Rachida Dati face à des risques d’inéligibilité avant les élections municipales de mars 2026
Rachida Dati, candidate aux élections municipales de mars 2026 à Paris, pourrait se retrouver en situation d’inéligibilité si elle était élue tout en étant condamnée pour corruption et abus de pouvoir, un procès prévu le 16 septembre prochain. Cette situation soulève la question de la stabilité politique de la capitale, mettant en exergue les inquiétudes exprimées par la maire Anne Hidalgo, qui a alerté sur les conséquences d’une telle incertitude, rapporte TopTribune.

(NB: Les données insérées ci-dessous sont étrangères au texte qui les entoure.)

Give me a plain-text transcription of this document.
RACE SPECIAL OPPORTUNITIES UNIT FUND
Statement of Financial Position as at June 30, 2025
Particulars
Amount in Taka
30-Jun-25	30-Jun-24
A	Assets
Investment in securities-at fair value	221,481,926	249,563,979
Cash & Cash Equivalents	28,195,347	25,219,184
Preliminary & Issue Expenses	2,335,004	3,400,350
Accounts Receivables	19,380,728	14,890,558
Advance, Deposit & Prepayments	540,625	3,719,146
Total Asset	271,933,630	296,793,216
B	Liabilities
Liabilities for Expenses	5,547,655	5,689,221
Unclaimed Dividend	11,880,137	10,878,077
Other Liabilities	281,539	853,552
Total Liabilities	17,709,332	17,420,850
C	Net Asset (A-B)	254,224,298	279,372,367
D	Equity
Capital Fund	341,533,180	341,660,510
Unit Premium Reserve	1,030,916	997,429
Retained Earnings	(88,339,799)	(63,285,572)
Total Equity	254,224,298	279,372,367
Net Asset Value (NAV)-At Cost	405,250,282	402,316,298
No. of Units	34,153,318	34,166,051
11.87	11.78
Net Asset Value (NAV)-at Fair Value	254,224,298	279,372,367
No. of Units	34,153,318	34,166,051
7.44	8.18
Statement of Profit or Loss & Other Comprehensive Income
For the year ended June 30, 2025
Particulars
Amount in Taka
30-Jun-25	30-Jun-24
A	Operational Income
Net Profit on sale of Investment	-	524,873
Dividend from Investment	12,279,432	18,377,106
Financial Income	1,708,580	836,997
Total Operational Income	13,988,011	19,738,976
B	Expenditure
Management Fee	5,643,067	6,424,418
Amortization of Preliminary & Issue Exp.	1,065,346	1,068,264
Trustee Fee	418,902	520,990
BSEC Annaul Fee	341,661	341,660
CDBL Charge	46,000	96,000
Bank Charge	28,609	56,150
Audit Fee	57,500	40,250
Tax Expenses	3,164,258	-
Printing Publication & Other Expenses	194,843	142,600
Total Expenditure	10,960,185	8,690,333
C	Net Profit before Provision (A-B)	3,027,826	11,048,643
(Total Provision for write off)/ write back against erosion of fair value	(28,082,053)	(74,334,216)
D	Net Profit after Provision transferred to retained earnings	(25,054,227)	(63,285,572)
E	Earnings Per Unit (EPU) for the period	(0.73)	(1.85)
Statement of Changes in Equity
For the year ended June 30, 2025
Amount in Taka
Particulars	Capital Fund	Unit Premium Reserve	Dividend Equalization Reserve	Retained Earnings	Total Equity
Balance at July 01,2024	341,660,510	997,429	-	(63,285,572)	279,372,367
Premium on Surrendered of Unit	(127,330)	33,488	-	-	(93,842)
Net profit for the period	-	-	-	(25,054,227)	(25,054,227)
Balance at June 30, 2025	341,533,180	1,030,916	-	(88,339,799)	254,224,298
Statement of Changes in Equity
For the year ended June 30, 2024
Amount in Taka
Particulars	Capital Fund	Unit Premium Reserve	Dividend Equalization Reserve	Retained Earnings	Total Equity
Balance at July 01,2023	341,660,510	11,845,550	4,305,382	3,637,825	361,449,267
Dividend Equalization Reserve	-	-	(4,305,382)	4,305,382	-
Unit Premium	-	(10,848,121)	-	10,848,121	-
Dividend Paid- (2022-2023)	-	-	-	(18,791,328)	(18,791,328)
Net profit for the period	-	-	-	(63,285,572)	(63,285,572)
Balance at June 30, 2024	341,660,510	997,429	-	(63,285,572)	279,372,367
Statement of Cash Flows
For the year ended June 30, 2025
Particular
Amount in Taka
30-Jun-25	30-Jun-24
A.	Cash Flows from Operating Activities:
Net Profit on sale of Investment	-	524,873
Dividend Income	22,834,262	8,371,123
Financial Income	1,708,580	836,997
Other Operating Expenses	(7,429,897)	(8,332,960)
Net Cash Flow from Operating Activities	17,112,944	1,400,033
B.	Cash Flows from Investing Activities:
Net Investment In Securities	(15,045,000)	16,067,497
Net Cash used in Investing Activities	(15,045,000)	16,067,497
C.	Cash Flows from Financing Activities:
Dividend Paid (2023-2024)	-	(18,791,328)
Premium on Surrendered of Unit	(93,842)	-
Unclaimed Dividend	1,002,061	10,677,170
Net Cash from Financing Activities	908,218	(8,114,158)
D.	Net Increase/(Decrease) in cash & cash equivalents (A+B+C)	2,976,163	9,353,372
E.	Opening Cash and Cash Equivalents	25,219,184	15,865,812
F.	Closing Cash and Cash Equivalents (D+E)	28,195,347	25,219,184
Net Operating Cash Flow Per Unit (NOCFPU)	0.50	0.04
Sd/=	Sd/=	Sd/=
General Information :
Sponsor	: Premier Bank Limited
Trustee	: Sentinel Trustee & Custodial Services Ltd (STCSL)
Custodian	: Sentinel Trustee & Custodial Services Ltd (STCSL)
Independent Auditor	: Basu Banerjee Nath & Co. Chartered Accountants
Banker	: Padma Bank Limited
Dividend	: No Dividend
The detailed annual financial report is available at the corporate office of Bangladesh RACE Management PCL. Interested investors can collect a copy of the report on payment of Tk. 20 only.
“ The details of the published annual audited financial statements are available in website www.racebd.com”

Le procès de Dati, maire du 7e arrondissement, concerne des accusations graves incluant le recel d’abus de pouvoir au sein du Parlement européen. Si reconnue coupable, elle risque non seulement des peines de prison, mais aussi un jugement d’inéligibilité, ce qui pourrait entraîner sa démission automatique du poste de conseillère de Paris et de maire, selon les experts juridiques.
Conséquences juridiques et politiques
Selon Daniel Tasciyan, avocat en droit électoral, l’impact d’une condamnation dépendrait d’une éventuelle exécution provisoire de la peine. Sans cela, Dati pourrait poursuivre son mandat durant le processus d’appel. Cependant, si les juridictions inférieures confirment le jugement, elle serait considérée comme démissionnaire.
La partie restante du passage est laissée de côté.